Table 5 Published evaluation studies of the SCS, WPS, RAPS, REMS, MEWS and RLD models in the emergency department

As shown in Table 5, the lowest and highest mortality rates in similar studies were 3 and 57%, respectively. Moreover, the largest sample size belongs to the study on RLD (BHOM) with 24,696 participants with a 4.69% mortality rate. The median sample size of the similar studies was 1746 (IQR: 234–4857, min-max: 66–24,696). In 14 out of 17 studies, males formed the majority of participants.

The majority of the studies were single-centered studies. Some included patients with specific diseases such as Hepatic portal venous gas (HPVG), splenic abscess, and trauma from different centers [20, 25, 27, 31]. Findings of three studies showed that WPS was superior to REMS [3, 27, 33] which is consistent with the results of the current study. Moreover, Mirbaha et al. reported similar predictive performance for the WPS and a short version of REMS (RAPS) [30].

The Rapid Acute Physiology Score was developed in a different setting and patient population than the rest of the scoring systems. This system takes those elements of APACHE-II that can be obtained reliably on all patients in a hospital emergency department. It is still meaningful to compare this model to the other scoring systems, as has been done for example in [23,24,25].

As shown in Table 5, REMS is the most commonly evaluated model in the previously published studies. Of these studies, the REMS has excellent discrimination among patients who suffer from HPVG and trauma (AUC-ROC > = 0.90) while among most of studies inspecting the REMS on heterogeneous patients, the discrimination ability was in the fair range (AUC-ROC between 0.7 and 0.8).

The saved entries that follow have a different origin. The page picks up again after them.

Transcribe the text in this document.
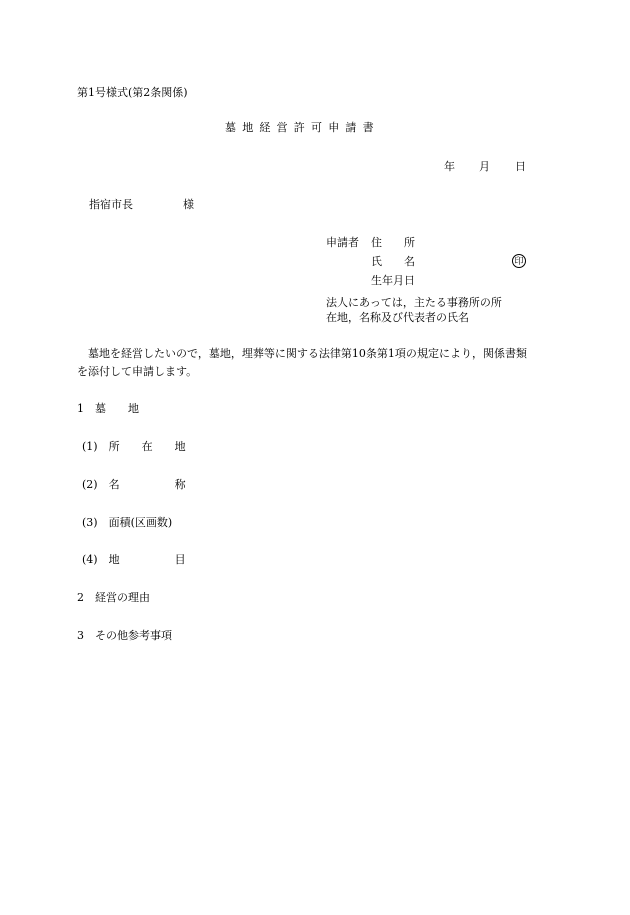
第1号様式(第2条関係)
墓地経営許可申請書
年 月 日
指宿市長	様
申請者 住　　所
氏　　名	印
生年月日
法人にあっては，主たる事務所の所
在地，名称及び代表者の氏名
墓地を経営したいので，墓地，埋葬等に関する法律第10条第1項の規定により，関係書類を添付して申請します。
1　 墓　　地
(1)　 所　　在　　地
(2)　 名　　　　　称
(3)　 面積(区画数)
(4)　 地　　　　　目
2　 経営の理由
3　 その他参考事項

Several studies have reported that REMS was superior to MEWS (2011 to 2019 in Israel, Taiwan, China, and Turkey) [20, 23, 24, 31], which is in contrast to the results of the current study and other evidence presented in Table 5 [3, 22, 27]. Consistent with our findings, researches from the United States and Turkey indicate that the performance of these two models is similar to each other [2, 3]. As demonstrated in Table 5, MEWS was associated with fair discrimination in five studies, besides the current study [2, 3, 21, 22, 27]. However, in contrast four studies reported poor AUC-ROCs [20, 23, 24, 29]. There weren’t any significant differences between the SCS and MEWS in terms of discriminatory ability which is in contrast to studies performed in China and Israel [24, 28].

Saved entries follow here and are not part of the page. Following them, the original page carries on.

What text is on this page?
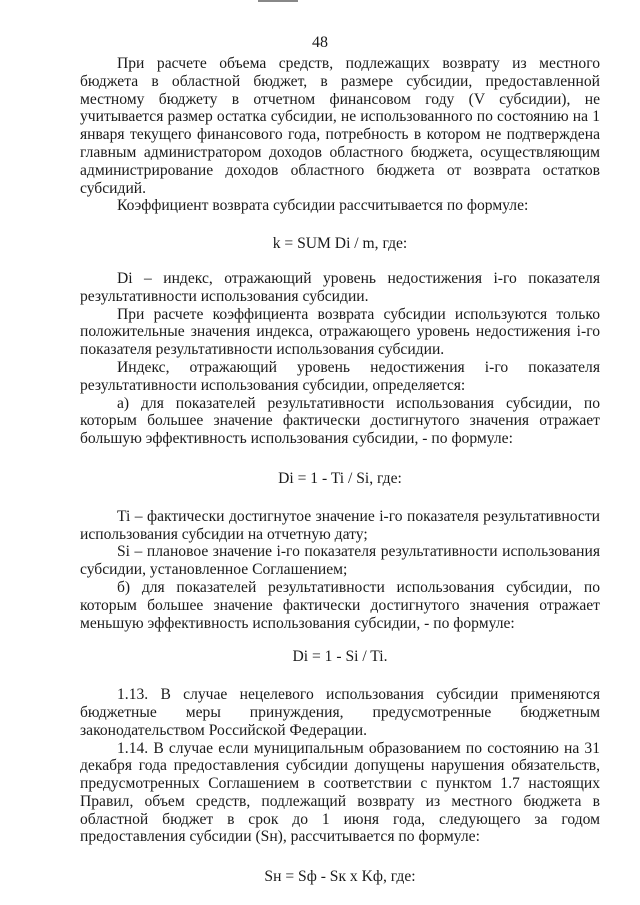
48

При расчете объема средств, подлежащих возврату из местного бюджета в областной бюджет, в размере субсидии, предоставленной местному бюджету в отчетном финансовом году (V субсидии), не учитывается размер остатка субсидии, не использованного по состоянию на 1 января текущего финансового года, потребность в котором не подтверждена главным администратором доходов областного бюджета, осуществляющим администрирование доходов областного бюджета от возврата остатков субсидий.

Коэффициент возврата субсидии рассчитывается по формуле:

k = SUM Di / m, где:

Di – индекс, отражающий уровень недостижения i-го показателя результативности использования субсидии.

При расчете коэффициента возврата субсидии используются только положительные значения индекса, отражающего уровень недостижения i-го показателя результативности использования субсидии.

Индекс, отражающий уровень недостижения i-го показателя результативности использования субсидии, определяется:

а) для показателей результативности использования субсидии, по которым большее значение фактически достигнутого значения отражает большую эффективность использования субсидии, - по формуле:

Di = 1 - Ti / Si, где:

Ti – фактически достигнутое значение i-го показателя результативности использования субсидии на отчетную дату;

Si – плановое значение i-го показателя результативности использования субсидии, установленное Соглашением;

б) для показателей результативности использования субсидии, по которым большее значение фактически достигнутого значения отражает меньшую эффективность использования субсидии, - по формуле:

Di = 1 - Si / Ti.

1.13. В случае нецелевого использования субсидии применяются бюджетные меры принуждения, предусмотренные бюджетным законодательством Российской Федерации.

1.14. В случае если муниципальным образованием по состоянию на 31 декабря года предоставления субсидии допущены нарушения обязательств, предусмотренных Соглашением в соответствии с пунктом 1.7 настоящих Правил, объем средств, подлежащий возврату из местного бюджета в областной бюджет в срок до 1 июня года, следующего за годом предоставления субсидии (Sн), рассчитывается по формуле:

Sн = Sф - Sк x Kф, где:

In respect of calibration as presented in Table 5, WPS and REMS had fair calibration in four studies [2, 18, 25, 27, 31]. The RLD model was also associated with fair calibration in one study [16]. In contrast, one study reported inadequate calibration for REMS, RAPS, and MEWS [23]. It should be noted that the majority of studies used the Hosmer-Lemeshow goodness-of-fit test to evaluate the calibration. However, this test has some disadvantages, including sensitivity to the sample size (the larger the sample size the more the test tends to show significant deviations from the ideal calibration). Moreover, the test provides no information about the range of predicted probabilities where the model overestimates or underestimates the outcome variable [34].

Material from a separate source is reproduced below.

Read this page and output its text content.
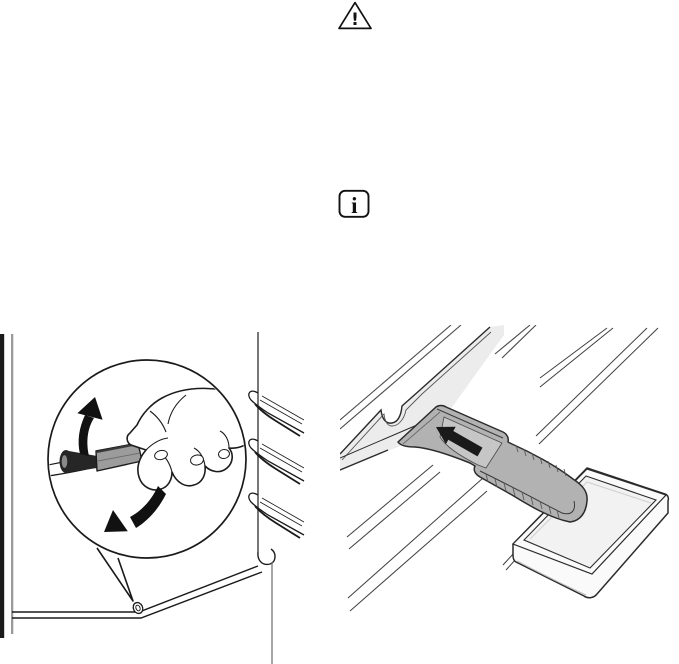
!
i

This study has also limitations. First, we conducted a single center study which limits the generalizability of the results. However, this center was considered as the largest referral emergency department in the northeast of the country and included a wide spectrum of diseases. Second, exclusion of the patients who were referred to the special EDs (e.g. trauma, obstetrics, and etc.) results in the inapplicability of the models for these groups of patients.

Conclusions

In comparison to other models, the SCS and WPS revealed more successful discrimination in prediction in-hospital mortality. Moreover, SCS and WPS calibration plots showed good agreement between the predicted and observed mortality probabilities. There was no significant difference between the AUC-ROC of the SCS and WPS models. All models may benefit from recalibration on the external datasets and further validation studies are needed before warranting routine clinical use. Aside from the potential benefit from recalibration on the external datasets, and further validation studies, future studies should also attempt to develop more sensitive scoring systems before warranting routine clinical use.